Thursday April 10 at 2:00 pm (Paris time),
Room Holweck, building C, 1st floor, at LPEM in hybrid format

Quantum absorption in the supercritical state of SF6

Critical phenomena and out-of-equilibrium properties drive the physics of phase-transitions. One particularly important class of phase transitions is the passage between the liquid and gaseous phases. This transformation ends at a critical point reached at specific conditions of temperature and pressure. Critical opalescence occurs at this singularity. Discovered in 1823, it is known to be driven by diverging fluctuations in the refractive index and the density at the critical point. During the past two decades, boundaries between the gas- and liquid-like regimes have been theoretically proposed and experiments have emerged indicating that the supercritical fluid is not featureless. We recently studied the fast cooling of near-critical sulfur hexafluoride (SF6) leading to dark opalescence.
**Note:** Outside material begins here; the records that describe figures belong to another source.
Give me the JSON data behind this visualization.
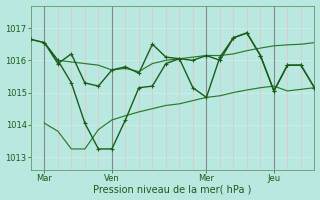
{
  "xlabel": "Pression niveau de la mer( hPa )",
  "background_color": "#b8e8e0",
  "plot_bg_color": "#b8e8e0",
  "ylim": [
    1012.6,
    1017.7
  ],
  "xlim": [
    0,
    21
  ],
  "yticks": [
    1013,
    1014,
    1015,
    1016,
    1017
  ],
  "xtick_positions": [
    1,
    6,
    13,
    18
  ],
  "xtick_labels": [
    "Mar",
    "Ven",
    "Mer",
    "Jeu"
  ],
  "grid_color_h": "#c8f0e8",
  "grid_color_v_pink": "#e8c0c0",
  "vline_color": "#888888",
  "dark_green": "#1a5c1a",
  "mid_green": "#2a7a2a",
  "series_A_x": [
    0,
    1,
    2,
    3,
    4,
    5,
    6,
    7,
    8,
    9,
    10,
    11,
    12,
    13,
    14,
    15,
    16,
    17,
    18,
    19,
    20,
    21
  ],
  "series_A_y": [
    1016.65,
    1016.55,
    1015.9,
    1016.2,
    1015.3,
    1015.2,
    1015.7,
    1015.8,
    1015.6,
    1016.5,
    1016.1,
    1016.05,
    1016.0,
    1016.15,
    1016.0,
    1016.7,
    1016.85,
    1016.15,
    1015.05,
    1015.85,
    1015.85,
    1015.15
  ],
  "series_B_x": [
    0,
    1,
    2,
    3,
    4,
    5,
    6,
    7,
    8,
    9,
    10,
    11,
    12,
    13,
    14,
    15,
    16,
    17,
    18,
    19,
    20,
    21
  ],
  "series_B_y": [
    1016.65,
    1016.55,
    1016.0,
    1015.95,
    1015.9,
    1015.85,
    1015.7,
    1015.75,
    1015.65,
    1015.9,
    1016.0,
    1016.05,
    1016.1,
    1016.15,
    1016.15,
    1016.2,
    1016.3,
    1016.38,
    1016.45,
    1016.48,
    1016.5,
    1016.55
  ],
  "series_C_x": [
    1,
    2,
    3,
    4,
    5,
    6,
    7,
    8,
    9,
    10,
    11,
    12,
    13,
    14,
    15,
    16,
    17,
    18,
    19,
    20,
    21
  ],
  "series_C_y": [
    1014.05,
    1013.8,
    1013.25,
    1013.25,
    1013.85,
    1014.15,
    1014.28,
    1014.4,
    1014.5,
    1014.6,
    1014.65,
    1014.75,
    1014.85,
    1014.9,
    1015.0,
    1015.08,
    1015.15,
    1015.2,
    1015.05,
    1015.1,
    1015.15
  ],
  "series_D_x": [
    1,
    2,
    3,
    4,
    5,
    6,
    7,
    8,
    9,
    10,
    11,
    12,
    13,
    14,
    15,
    16,
    17,
    18,
    19,
    20,
    21
  ],
  "series_D_y": [
    1016.55,
    1016.0,
    1015.3,
    1014.05,
    1013.25,
    1013.25,
    1014.15,
    1015.15,
    1015.2,
    1015.9,
    1016.05,
    1015.15,
    1014.85,
    1016.1,
    1016.7,
    1016.85,
    1016.15,
    1015.05,
    1015.85,
    1015.85,
    1015.15
  ]
}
We found that, against what has been assumed for over one century, the dark opalescence is not the consequence of simple light scattering of visible photons. Our spectroscopic measurements show the formation of quantum states that absorb light. Remarkably these quantum states only exist in the out-of-equilibrium combination of liquid and gaseous phases. Our results suggest that excitations characteristic of solid-state physics can form in the liquid-gas mixture. This effect emerges as an out-of-equilibrium pattern driven by quantum effects in a quintessentially classical context.